Las voces de estas mujeres que trabajan en colectivo en sus comunidades en el Sur de Jalisco, son voces de tristeza pero también de esperanza, ante los problemas que les afectan directamente no se han quedado de brazos cruzados y con el impulso de la escuela para defensoras Benita Galeana, tienen a cuestas trabajos organizativos muy importantes que van dando forma a los mundos nuevos que sustituyan este que se desquebraja. Son de Ciudad Guzmán, Tuxpan, Tapalpa, Chiquilistlán, Atemajac de Brizuela, Atoyac, El Salto. Hablan con el corazón en la mano, algunas con la voz quebrada, el ambiente es denso por la profunda sencillez con que se expresan. Ven la devastación que ha dejado la contaminación en sus lugares donde habitan, hay enfermedades y muerte por ello buscan desintoxicarse de la muerte a la que se les condena, limpiarse a base de plantas, como mencionan que hacen en Cd. Guzmán. Y como mujeres son excluidas, violentadas, físicamente, económicamente. Promueven ecotecnias como las estufas Lorena y los baños secos., así como proyectos productivos que las empoderan.

En la trenza de voces que se va formando, habla David, promotor de educación popular e investigador del Departamento de Estudios Sociopolíticos y Jurídicos del ITESO. Lanza una propuesta, un ejercicio con 5 mesas distintas, en las cuales se responde ¿qué podemos hacer o qué estamos haciendo? ¿qué podemos mejorar? ¿cómo lo vamos a hacer? ¿ quien se va a responsabilizar de hacerlo? ¿con qué recursos humanos, materiales, monetarios? ¿dónde vamos a hacerlo? ¿con quienes? ¿cada cuando se evaluará lo que se hace? Se hace la actividad como parte de un taller intensivo que recopile lo que se viene haciendo y como forma de darle continuad a los temas hablados. Luego de una hora de trabajo, se exponen los resultados de las cinco mesas se tejieron las voces presentes, hay propuestas y hay ánimos para llevarlas a cabo.
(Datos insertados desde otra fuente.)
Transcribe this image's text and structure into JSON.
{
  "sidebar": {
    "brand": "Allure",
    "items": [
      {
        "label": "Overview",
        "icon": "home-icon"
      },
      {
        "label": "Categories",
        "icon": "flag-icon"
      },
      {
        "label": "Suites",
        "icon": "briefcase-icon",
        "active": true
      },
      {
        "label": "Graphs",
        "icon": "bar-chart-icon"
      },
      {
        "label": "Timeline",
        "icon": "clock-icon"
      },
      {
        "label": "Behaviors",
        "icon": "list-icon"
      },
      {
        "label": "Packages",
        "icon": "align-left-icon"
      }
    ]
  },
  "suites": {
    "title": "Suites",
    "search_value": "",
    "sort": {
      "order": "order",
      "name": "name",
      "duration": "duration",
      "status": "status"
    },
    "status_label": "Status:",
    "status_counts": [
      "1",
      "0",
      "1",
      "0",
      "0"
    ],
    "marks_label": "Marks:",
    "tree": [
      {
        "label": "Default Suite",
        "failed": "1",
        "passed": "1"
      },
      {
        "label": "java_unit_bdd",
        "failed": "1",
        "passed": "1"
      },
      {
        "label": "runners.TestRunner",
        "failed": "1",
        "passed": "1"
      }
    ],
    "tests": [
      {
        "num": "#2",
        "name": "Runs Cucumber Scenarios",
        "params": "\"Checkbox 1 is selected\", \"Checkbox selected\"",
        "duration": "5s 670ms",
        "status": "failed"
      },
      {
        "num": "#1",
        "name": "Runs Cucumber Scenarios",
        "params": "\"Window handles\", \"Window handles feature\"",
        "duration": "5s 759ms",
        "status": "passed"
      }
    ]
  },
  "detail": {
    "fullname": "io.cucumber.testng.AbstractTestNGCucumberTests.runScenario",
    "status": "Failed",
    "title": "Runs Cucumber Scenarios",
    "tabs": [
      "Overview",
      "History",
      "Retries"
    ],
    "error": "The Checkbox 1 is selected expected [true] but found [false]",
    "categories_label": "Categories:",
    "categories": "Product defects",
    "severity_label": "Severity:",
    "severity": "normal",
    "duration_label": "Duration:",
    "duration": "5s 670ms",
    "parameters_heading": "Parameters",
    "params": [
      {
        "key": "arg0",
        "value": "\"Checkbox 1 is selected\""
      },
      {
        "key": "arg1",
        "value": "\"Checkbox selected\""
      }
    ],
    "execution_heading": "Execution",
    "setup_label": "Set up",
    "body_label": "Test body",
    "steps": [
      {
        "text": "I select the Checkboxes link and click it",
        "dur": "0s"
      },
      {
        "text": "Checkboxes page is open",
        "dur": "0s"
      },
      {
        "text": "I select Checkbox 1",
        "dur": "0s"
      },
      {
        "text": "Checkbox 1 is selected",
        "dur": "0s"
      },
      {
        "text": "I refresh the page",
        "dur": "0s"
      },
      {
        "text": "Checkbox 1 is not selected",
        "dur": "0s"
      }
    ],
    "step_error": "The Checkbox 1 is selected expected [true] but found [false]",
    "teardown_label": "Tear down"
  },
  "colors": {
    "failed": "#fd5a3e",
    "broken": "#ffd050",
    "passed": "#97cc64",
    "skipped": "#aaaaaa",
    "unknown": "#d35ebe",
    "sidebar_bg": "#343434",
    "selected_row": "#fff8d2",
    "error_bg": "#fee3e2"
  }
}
Concluye Velazco con una reflexión sobre los temas abordados y una invitación a no quitar el dedo del renglón contra este sistema de muerte, para que continuemos apostando por la vida.

Y la vida se recrea al final, se cierra el foro como se comenzó: con un círculo a modo de agradecimiento por lo compartido, entrelazamos manos todxs lxs ahí presentes, como un momento de humildad, de unidad. Luego, nos invitan, esas manos curtidas y sencillas de las mujeres de a pie, a comer unos guisados deliciosos, como despedida y conclusión. Esas manos son una muestra de la esperanza, son manos fuertes, sabias, pero sobre todo, unidas. Son ejemplo de la construcción de nuevos mundos, aquí y ahora.